61st Shammy Burt heads play-for-cash tournaments

11/9/2005
BY ADAM THOMPSON
BLADE SPORTS WRITER

The bowling scene around Toledo may get a little more interesting with large cash tournaments in the midst of starting a long haul of competition.

The Toledo Sports Center, Miracle Lanes and Bolero Bowling Centers will begin the Shammy Burt, Nine is Fine and Forty Frame Game tournaments in the next few weeks.

At the Toledo Sports Center, teams from all over the Midwest will participate in the 61st Shammy Burt.

Last year, the tournament paid out more than $295,000.

The Shammy Burt tournament has various ways to win cash, such as the jackpot prizes, where the winning teams get paid weekly.

There is also the traditional Whammy Shammy, which is a game played where the lights are turned out and the people who strike win cash.

The biggest deal about this tournament is all the different opportunities to win cash there are 16 different ways, said Andy Vasko, owner of the Toledo Sports Center. Many people gravitate to where they can win a lot of cash.

The Shammy Burt runs every Saturday until the second week in June. The first big day for the Shammy Burt is Dec. 10, when 20 local teams will gather at the Toledo Sports Center.

The Toledo Sports Center will also play host to a tournament on Sunday, Nov. 27 called Drop a Frame, Drop a Game.

The entry fee is $25 and one in seven entries wins a cash prize.

If you bowl four games, you can drop the lowest game that you bowl. Also, mulligans will be sold for $2 or five for $8, but a bowler is allowed only five mulligans the whole day.

The Drop a Frame, Drop a Game has a handicap of 80 percent of 220.

Miracle Lanes will be conducting the 27th Nine is Fine tournament, beginning on Saturday, Jan. 7, and running through the end of May.

More than 3,200 bowlers participate in this event every year from Toledo, Cleveland, Fort Wayne, Cincinnati and anywhere within a 150 to 200-mile radius of the Toledo area.

The tournament runs on Saturdays and Sundays for men and women, with only nine pins to knock down for each bowler.

The greatest thing about this tournament is that if you knock down nine pins, then you have a strike, said Larry Ducat of Miracle Lanes. Women can compete with their husbands and score high because of there only being nine pins.

There are two groups, handicaps and the scratch.

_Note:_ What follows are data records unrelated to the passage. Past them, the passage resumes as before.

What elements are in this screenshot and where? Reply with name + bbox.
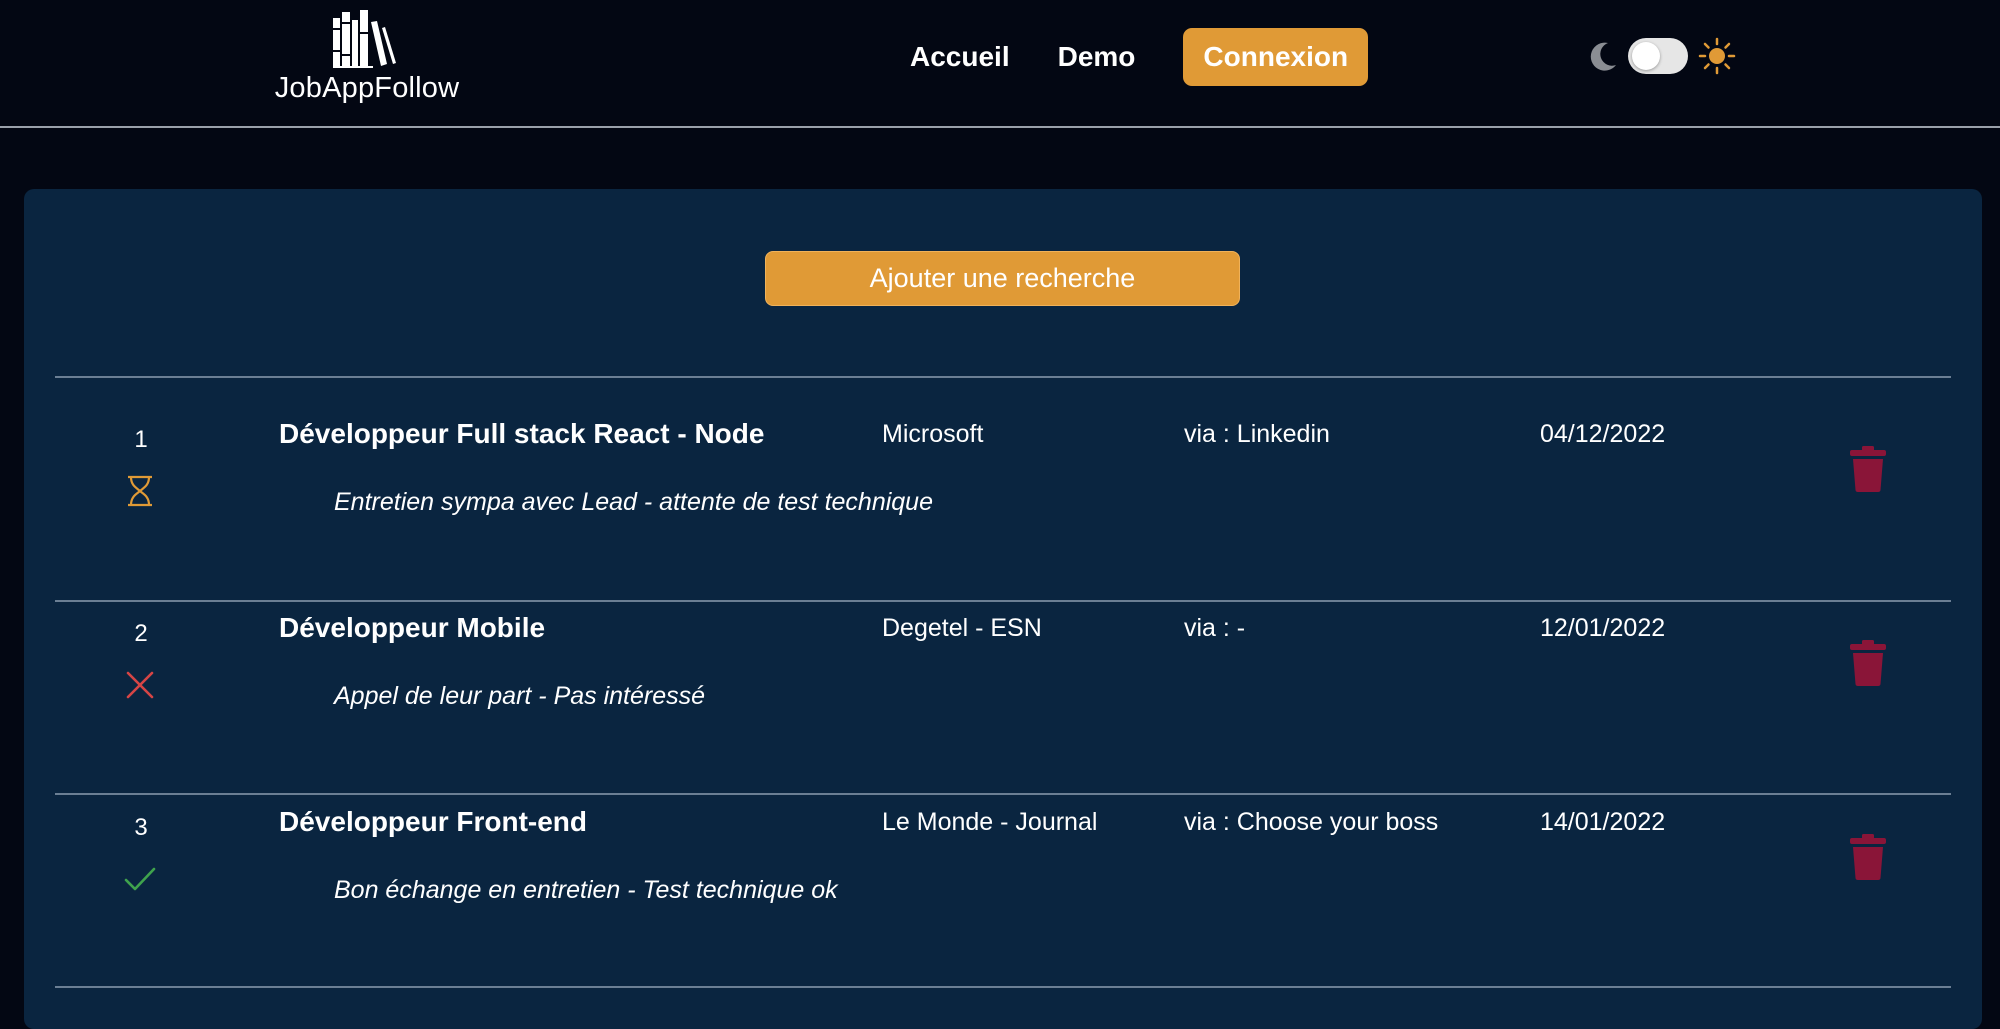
row-number: 2 <box>134 620 148 647</box>
books-logo-icon <box>333 10 396 68</box>
application-date: 12/01/2022 <box>1540 614 1666 642</box>
check-icon <box>124 867 156 891</box>
toggle-knob <box>1632 42 1660 70</box>
applications-panel: Ajouter une recherche 1 Développeur Full… <box>24 189 1982 1029</box>
application-row: 1 Développeur Full stack React - Node Mi… <box>55 378 1951 570</box>
nav-home-link[interactable]: Accueil <box>910 41 1010 73</box>
application-date: 14/01/2022 <box>1540 808 1666 836</box>
trash-icon[interactable] <box>1848 445 1888 493</box>
application-row: 2 Développeur Mobile Degetel - ESN via :… <box>55 572 1951 764</box>
source-channel: via : Choose your boss <box>1184 808 1439 836</box>
job-title: Développeur Front-end <box>279 806 588 837</box>
company-name: Degetel - ESN <box>882 614 1042 642</box>
logo-text: JobAppFollow <box>274 72 460 104</box>
source-channel: via : Linkedin <box>1184 420 1330 448</box>
sun-icon <box>1698 37 1736 75</box>
moon-icon <box>1590 42 1616 71</box>
company-name: Le Monde - Journal <box>882 808 1098 836</box>
main-nav: Accueil Demo Connexion <box>910 28 1369 86</box>
application-row: 3 Développeur Front-end Le Monde - Journ… <box>55 766 1951 958</box>
hourglass-icon <box>128 475 152 507</box>
application-note: Entretien sympa avec Lead - attente de t… <box>334 488 933 516</box>
application-date: 04/12/2022 <box>1540 420 1666 448</box>
theme-switcher <box>1586 34 1736 78</box>
row-number: 1 <box>134 426 148 453</box>
company-name: Microsoft <box>882 420 984 448</box>
theme-toggle[interactable] <box>1628 38 1688 74</box>
trash-icon[interactable] <box>1848 639 1888 687</box>
job-title: Développeur Full stack React - Node <box>279 418 765 449</box>
application-note: Appel de leur part - Pas intéressé <box>334 682 706 710</box>
row-number: 3 <box>134 814 148 841</box>
cross-icon <box>126 671 154 699</box>
top-navbar: JobAppFollow Accueil Demo Connexion <box>0 0 2000 128</box>
source-channel: via : - <box>1184 614 1246 642</box>
login-button[interactable]: Connexion <box>1183 28 1369 86</box>
trash-icon[interactable] <box>1848 833 1888 881</box>
nav-demo-link[interactable]: Demo <box>1058 41 1136 73</box>
job-title: Développeur Mobile <box>279 612 546 643</box>
divider <box>55 986 1951 988</box>
add-search-button[interactable]: Ajouter une recherche <box>765 251 1240 306</box>
logo[interactable]: JobAppFollow <box>262 8 472 118</box>
application-note: Bon échange en entretien - Test techniqu… <box>334 876 838 904</box>
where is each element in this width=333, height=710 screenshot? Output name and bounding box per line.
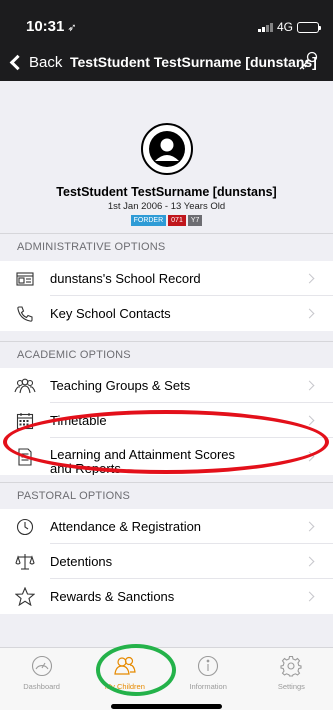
row-attendance[interactable]: Attendance & Registration [0, 509, 333, 544]
id-card-icon [0, 271, 50, 287]
row-label: Learning and Attainment Scores and Repor… [50, 446, 236, 475]
battery-icon [297, 21, 321, 33]
row-label: Timetable [50, 413, 107, 428]
group-icon [0, 378, 50, 394]
row-timetable[interactable]: Timetable [0, 403, 333, 438]
row-learning-attainment[interactable]: Learning and Attainment Scores and Repor… [0, 438, 333, 475]
key-icon[interactable] [297, 50, 319, 77]
avatar [141, 123, 193, 175]
location-arrow-icon: ➶ [67, 22, 77, 34]
clock-icon [0, 518, 50, 536]
tab-dashboard[interactable]: Dashboard [0, 648, 83, 710]
row-label: dunstans's School Record [50, 271, 201, 286]
nav-title: TestStudent TestSurname [dunstans] [70, 54, 317, 70]
row-label: Rewards & Sanctions [50, 589, 175, 604]
phone-icon [0, 305, 50, 323]
badge-year: Y7 [187, 215, 203, 226]
people-icon [114, 656, 136, 675]
dashboard-icon [31, 655, 52, 677]
section-header-administrative: ADMINISTRATIVE OPTIONS [0, 233, 333, 261]
chevron-right-icon [304, 273, 315, 284]
header: 10:31 ➶ 4G Back TestStudent TestSurname [… [0, 0, 333, 81]
row-school-record[interactable]: dunstans's School Record [0, 261, 333, 296]
chevron-right-icon [304, 451, 315, 462]
star-icon [0, 587, 50, 606]
chevron-right-icon [304, 556, 315, 567]
info-icon [198, 655, 219, 677]
badge-form: FORDER [130, 215, 167, 226]
student-dob: 1st Jan 2006 - 13 Years Old [107, 201, 226, 212]
network-label: 4G [276, 20, 293, 34]
home-indicator [111, 704, 222, 709]
tab-label: My Children [104, 682, 145, 691]
section-header-academic: ACADEMIC OPTIONS [0, 341, 333, 369]
status-time: 10:31 ➶ [26, 18, 77, 35]
back-button[interactable]: Back [8, 54, 62, 71]
student-name: TestStudent TestSurname [dunstans] [56, 185, 277, 199]
chevron-right-icon [304, 380, 315, 391]
badges: FORDER 071 Y7 [0, 215, 333, 226]
row-rewards[interactable]: Rewards & Sanctions [0, 579, 333, 614]
profile-section: TestStudent TestSurname [dunstans] 1st J… [0, 81, 333, 234]
section-header-pastoral: PASTORAL OPTIONS [0, 482, 333, 510]
back-label: Back [29, 54, 63, 71]
chevron-left-icon [9, 54, 26, 71]
tab-label: Information [189, 682, 227, 691]
row-teaching-groups[interactable]: Teaching Groups & Sets [0, 368, 333, 403]
calendar-icon [0, 412, 50, 430]
status-right: 4G [257, 20, 321, 34]
tab-label: Dashboard [23, 682, 60, 691]
person-icon [149, 131, 185, 167]
tab-information[interactable]: Information [167, 648, 250, 710]
chevron-right-icon [304, 591, 315, 602]
row-detentions[interactable]: Detentions [0, 544, 333, 579]
row-label: Attendance & Registration [50, 519, 202, 534]
badge-code: 071 [168, 215, 186, 226]
status-bar: 10:31 ➶ 4G [0, 0, 333, 40]
tab-label: Settings [277, 682, 305, 691]
chevron-right-icon [304, 521, 315, 532]
row-label: Key School Contacts [50, 306, 171, 321]
tab-bar: Dashboard My Children Information Settin… [0, 647, 333, 710]
tab-settings[interactable]: Settings [250, 648, 333, 710]
document-icon [0, 447, 50, 466]
tab-my-children[interactable]: My Children [83, 648, 166, 710]
row-key-contacts[interactable]: Key School Contacts [0, 296, 333, 331]
gear-icon [280, 655, 302, 677]
scales-icon [0, 553, 50, 571]
row-label: Detentions [50, 554, 113, 569]
nav-bar: Back TestStudent TestSurname [dunstans] [0, 48, 333, 78]
chevron-right-icon [304, 308, 315, 319]
row-label: Teaching Groups & Sets [50, 378, 191, 393]
chevron-right-icon [304, 415, 315, 426]
time-text: 10:31 [26, 18, 65, 35]
signal-icon [257, 22, 273, 32]
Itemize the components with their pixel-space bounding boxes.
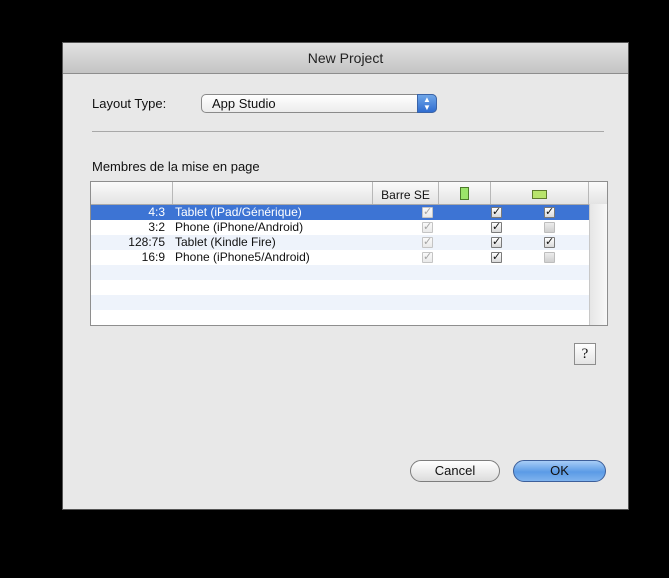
portrait-checkbox[interactable]: ✓ bbox=[491, 207, 502, 218]
header-name[interactable] bbox=[173, 182, 373, 204]
row-ratio: 4:3 bbox=[148, 205, 165, 219]
row-ratio: 16:9 bbox=[141, 250, 165, 264]
barre-se-checkbox: ✓ bbox=[422, 206, 433, 218]
table-row[interactable]: 4:3 Tablet (iPad/Générique) ✓ ✓ ✓ bbox=[91, 205, 589, 220]
new-project-dialog: New Project Layout Type: App Studio ▲ ▼ M… bbox=[62, 42, 629, 510]
row-ratio: 128:75 bbox=[128, 235, 165, 249]
layout-type-label: Layout Type: bbox=[92, 96, 167, 111]
barre-se-checkbox: ✓ bbox=[422, 236, 433, 248]
landscape-icon bbox=[532, 190, 547, 199]
layout-members-table[interactable]: Barre SE 4:3 Tablet (iPad/Générique) ✓ ✓… bbox=[90, 181, 608, 326]
landscape-checkbox[interactable]: ✓ bbox=[544, 237, 555, 248]
empty-row bbox=[91, 265, 589, 280]
table-row[interactable]: 3:2 Phone (iPhone/Android) ✓ ✓ bbox=[91, 220, 589, 235]
portrait-checkbox[interactable]: ✓ bbox=[491, 222, 502, 233]
table-header: Barre SE bbox=[91, 182, 607, 205]
barre-se-checkbox: ✓ bbox=[422, 251, 433, 263]
dialog-title: New Project bbox=[63, 43, 628, 74]
cancel-button[interactable]: Cancel bbox=[410, 460, 500, 482]
table-row[interactable]: 16:9 Phone (iPhone5/Android) ✓ ✓ bbox=[91, 250, 589, 265]
layout-type-select[interactable]: App Studio ▲ ▼ bbox=[201, 94, 437, 113]
header-landscape[interactable] bbox=[491, 182, 589, 204]
header-spacer bbox=[589, 182, 607, 204]
empty-row bbox=[91, 295, 589, 310]
layout-type-value: App Studio bbox=[212, 96, 276, 111]
barre-se-checkbox: ✓ bbox=[422, 221, 433, 233]
select-stepper-icon: ▲ ▼ bbox=[417, 94, 437, 113]
row-name: Tablet (Kindle Fire) bbox=[175, 235, 276, 249]
table-row[interactable]: 128:75 Tablet (Kindle Fire) ✓ ✓ ✓ bbox=[91, 235, 589, 250]
portrait-checkbox[interactable]: ✓ bbox=[491, 237, 502, 248]
help-button[interactable]: ? bbox=[574, 343, 596, 365]
vertical-scrollbar[interactable] bbox=[589, 204, 607, 325]
row-ratio: 3:2 bbox=[148, 220, 165, 234]
separator bbox=[92, 131, 604, 132]
row-name: Phone (iPhone5/Android) bbox=[175, 250, 310, 264]
landscape-checkbox[interactable] bbox=[544, 252, 555, 263]
ok-button[interactable]: OK bbox=[513, 460, 606, 482]
landscape-checkbox[interactable]: ✓ bbox=[544, 207, 555, 218]
section-label: Membres de la mise en page bbox=[92, 159, 260, 174]
header-portrait[interactable] bbox=[439, 182, 491, 204]
portrait-checkbox[interactable]: ✓ bbox=[491, 252, 502, 263]
header-ratio[interactable] bbox=[91, 182, 173, 204]
row-name: Tablet (iPad/Générique) bbox=[175, 205, 302, 219]
header-barre-se[interactable]: Barre SE bbox=[373, 182, 439, 204]
landscape-checkbox[interactable] bbox=[544, 222, 555, 233]
portrait-icon bbox=[460, 187, 469, 200]
row-name: Phone (iPhone/Android) bbox=[175, 220, 304, 234]
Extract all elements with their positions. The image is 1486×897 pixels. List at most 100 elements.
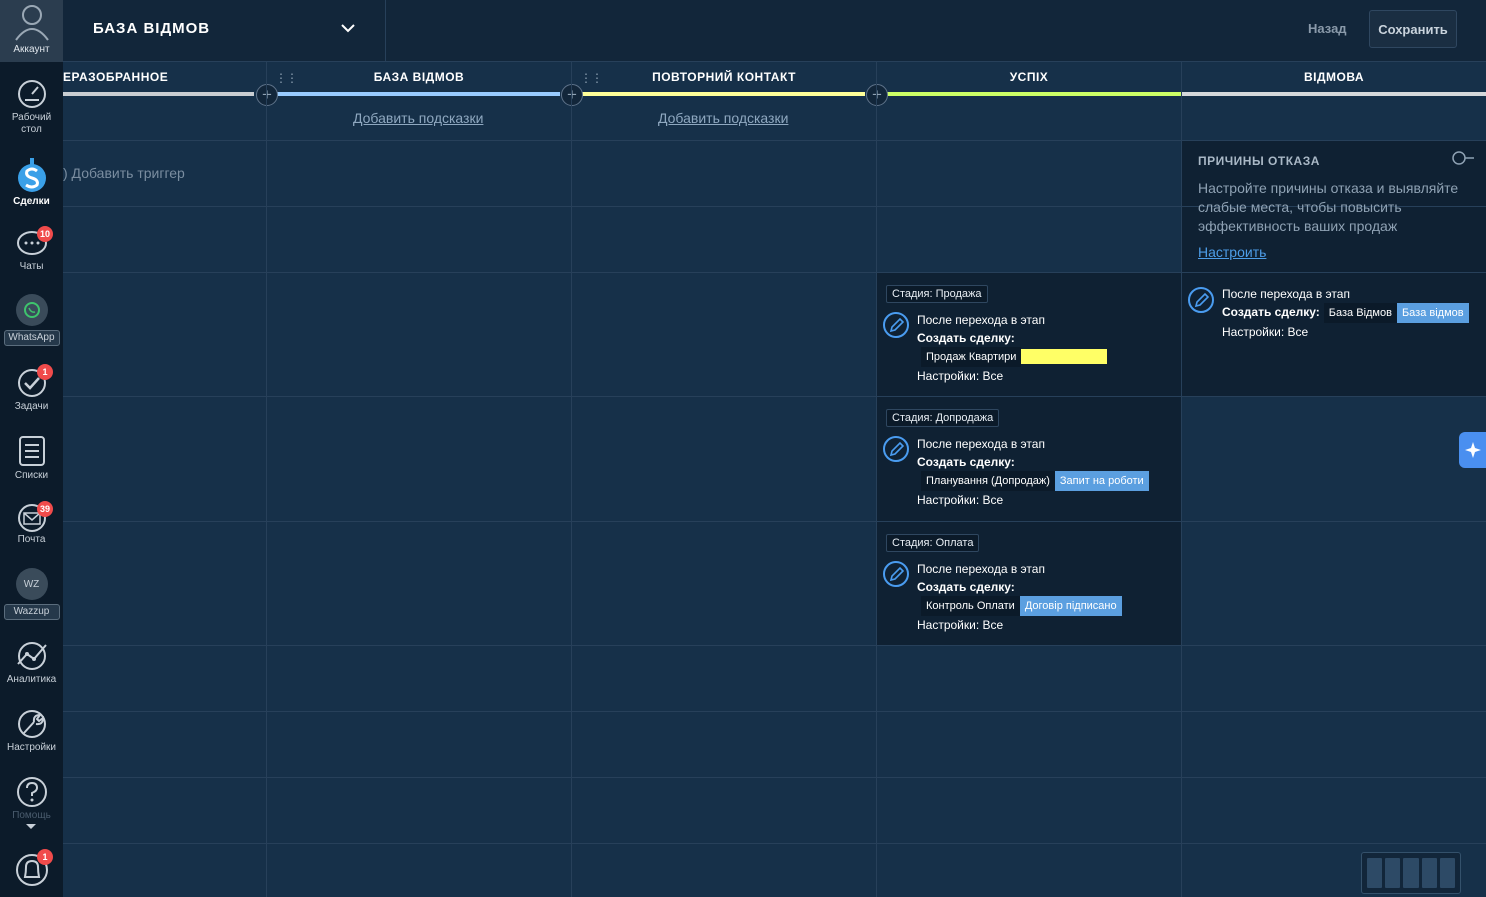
pipeline-selector[interactable]: БАЗА ВІДМОВ — [63, 0, 386, 62]
sidebar-scroll-down-icon[interactable] — [25, 823, 37, 831]
configure-loss-reasons-link[interactable]: Настроить — [1198, 244, 1266, 260]
back-button[interactable]: Назад — [1308, 21, 1347, 36]
column-color-bar — [887, 92, 1181, 96]
add-trigger-button[interactable]: ) Добавить триггер — [63, 165, 185, 181]
help-icon — [16, 777, 47, 807]
loss-reasons-description: Настройте причины отказа и выявляйте сла… — [1198, 180, 1459, 234]
trigger-event: После перехода в этап — [917, 313, 1045, 327]
drag-handle-icon[interactable]: ⋮⋮ — [580, 71, 603, 85]
minimap-block — [1421, 858, 1437, 888]
row-divider — [63, 396, 1486, 397]
left-sidebar: Аккаунт Рабочий стол Сделки 10 Чаты What… — [0, 0, 63, 897]
sidebar-item-chats[interactable]: 10 Чаты — [0, 226, 63, 273]
row-divider — [63, 521, 1486, 522]
sidebar-item-label: Списки — [14, 470, 49, 481]
trigger-text: После перехода в этап Создать сделку: Баз… — [1222, 285, 1469, 341]
sidebar-item-mail[interactable]: 39 Почта — [0, 501, 63, 546]
chats-badge: 10 — [37, 226, 54, 242]
edit-trigger-icon[interactable] — [883, 312, 909, 338]
sparkle-icon — [1464, 442, 1481, 458]
target-pipeline: Продаж Квартири — [921, 347, 1022, 367]
row-divider — [63, 272, 1486, 273]
sidebar-item-label: Настройки — [6, 742, 57, 753]
whatsapp-icon — [15, 294, 48, 326]
target-stage: База відмов — [1396, 303, 1469, 323]
sidebar-item-analytics[interactable]: Аналитика — [0, 640, 63, 686]
trigger-target: Планування (Допродаж) Запит на роботи — [917, 471, 1149, 491]
minimap-block — [1385, 858, 1401, 888]
trigger-event: После перехода в этап — [917, 562, 1045, 576]
avatar-icon — [14, 5, 49, 41]
chevron-down-icon — [341, 24, 355, 33]
sidebar-item-label: Чаты — [19, 261, 44, 272]
top-bar: БАЗА ВІДМОВ Назад Сохранить — [63, 0, 1486, 62]
sidebar-item-whatsapp[interactable]: WhatsApp — [0, 294, 63, 346]
column-color-bar — [63, 92, 254, 96]
add-stage-button[interactable]: + — [866, 84, 888, 106]
trigger-text: После перехода в этап Создать сделку: Пр… — [917, 311, 1108, 385]
trigger-target: Продаж Квартири — [917, 347, 1108, 367]
target-stage — [1021, 349, 1108, 365]
sidebar-item-dashboard[interactable]: Рабочий стол — [0, 78, 63, 136]
drag-handle-icon[interactable]: ⋮⋮ — [275, 71, 298, 85]
settings-icon — [17, 710, 46, 738]
trigger-target: Контроль Оплати Договір підписано — [917, 596, 1122, 616]
target-pipeline: База Відмов — [1323, 303, 1397, 323]
sidebar-item-deals[interactable]: Сделки — [0, 158, 63, 208]
row-divider — [63, 645, 1486, 646]
sidebar-item-settings[interactable]: Настройки — [0, 708, 63, 754]
analytics-icon — [16, 642, 47, 670]
loss-reasons-toggle[interactable] — [1452, 151, 1474, 165]
stage-tag: Стадия: Допродажа — [886, 409, 1000, 427]
account-button[interactable]: Аккаунт — [0, 0, 63, 62]
trigger-event: После перехода в этап — [1222, 287, 1350, 301]
pipeline-grid: ЕРАЗОБРАННОЕ БАЗА ВІДМОВ ПОВТОРНИЙ КОНТА… — [63, 62, 1486, 897]
column-color-bar — [1182, 92, 1486, 96]
sidebar-item-label: Аналитика — [6, 674, 57, 685]
sidebar-item-label: Wazzup — [3, 604, 60, 620]
stage-tag: Стадия: Продажа — [886, 285, 988, 303]
target-pipeline: Планування (Допродаж) — [921, 471, 1055, 491]
edit-trigger-icon[interactable] — [883, 436, 909, 462]
mail-badge: 39 — [37, 501, 54, 517]
minimap-block — [1403, 858, 1419, 888]
edit-trigger-icon[interactable] — [883, 561, 909, 587]
add-hints-link[interactable]: Добавить подсказки — [353, 110, 483, 126]
minimap-block — [1367, 858, 1383, 888]
row-divider — [63, 777, 1486, 778]
notifications-badge: 1 — [37, 849, 53, 865]
minimap-block — [1439, 858, 1456, 888]
minimap-widget[interactable] — [1361, 852, 1461, 894]
save-button[interactable]: Сохранить — [1369, 10, 1457, 48]
add-hints-link[interactable]: Добавить подсказки — [658, 110, 788, 126]
column-color-bar — [277, 92, 560, 96]
target-stage: Договір підписано — [1019, 596, 1122, 616]
sidebar-item-wazzup[interactable]: WZ Wazzup — [0, 568, 63, 620]
trigger-settings: Настройки: Все — [917, 493, 1004, 507]
column-color-bar — [582, 92, 865, 96]
tasks-badge: 1 — [37, 364, 53, 380]
add-stage-button[interactable]: + — [561, 84, 583, 106]
loss-reasons-title: ПРИЧИНЫ ОТКАЗА — [1198, 154, 1320, 168]
row-divider — [63, 140, 1486, 141]
row-divider — [63, 843, 1486, 844]
deals-icon — [17, 158, 46, 192]
wazzup-icon: WZ — [15, 568, 48, 600]
target-pipeline: Контроль Оплати — [921, 596, 1020, 616]
sidebar-item-label: Рабочий стол — [11, 112, 52, 135]
dashboard-icon — [17, 80, 46, 108]
account-label: Аккаунт — [13, 44, 50, 55]
sidebar-item-notifications[interactable]: 1 — [0, 849, 63, 888]
edit-trigger-icon[interactable] — [1188, 287, 1214, 313]
sidebar-item-label: Помощь — [12, 810, 51, 821]
add-stage-button[interactable]: + — [256, 84, 278, 106]
trigger-settings: Настройки: Все — [1222, 325, 1309, 339]
trigger-action: Создать сделку: — [917, 331, 1015, 345]
sidebar-item-lists[interactable]: Списки — [0, 434, 63, 482]
ai-assistant-button[interactable] — [1459, 432, 1486, 468]
sidebar-item-label: Почта — [17, 534, 46, 545]
sidebar-item-tasks[interactable]: 1 Задачи — [0, 364, 63, 413]
sidebar-item-label: Сделки — [13, 196, 50, 207]
sidebar-item-help[interactable]: Помощь — [0, 776, 63, 822]
trigger-action: Создать сделку: — [1222, 305, 1320, 319]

The Drop a Frame, Drop a Game paid out more than $50,000 last year, with several ways to win cash.

It has the individual jackpots and a mystery game, where numbers are pulled between 100 and 300 and if a bowler has that score, he walks away with some money.

Bolero Bowling Center will put on the 18th Forty Frame Game, beginning Jan. 7 and running through June 11.

The Forty Frame Game has a unique format one game lasts for 40 frames with different frames offering prize money, bonuses or pitfalls. No one has reached the perfect game of 1,305.

The Forty Frame Game paid over $500,000 in prize money last year when 15,000 bowlers participated.

Bowlers get money on the spot for strikes, but can get mulligans if they throw a bad ball.

The tournament was created by local bowlers Jim Walter, Bruce Davis and Ty Szumigala.

Walter has seen bowlers from every state, but would like to have a lot of local bowlers participate.

We have thousands of bowlers come out, but it is difficult to get local bowlers involved, Walter said. We d like to get interest from local bowlers. It s a different tournament than the others, something different to look forward to each frame.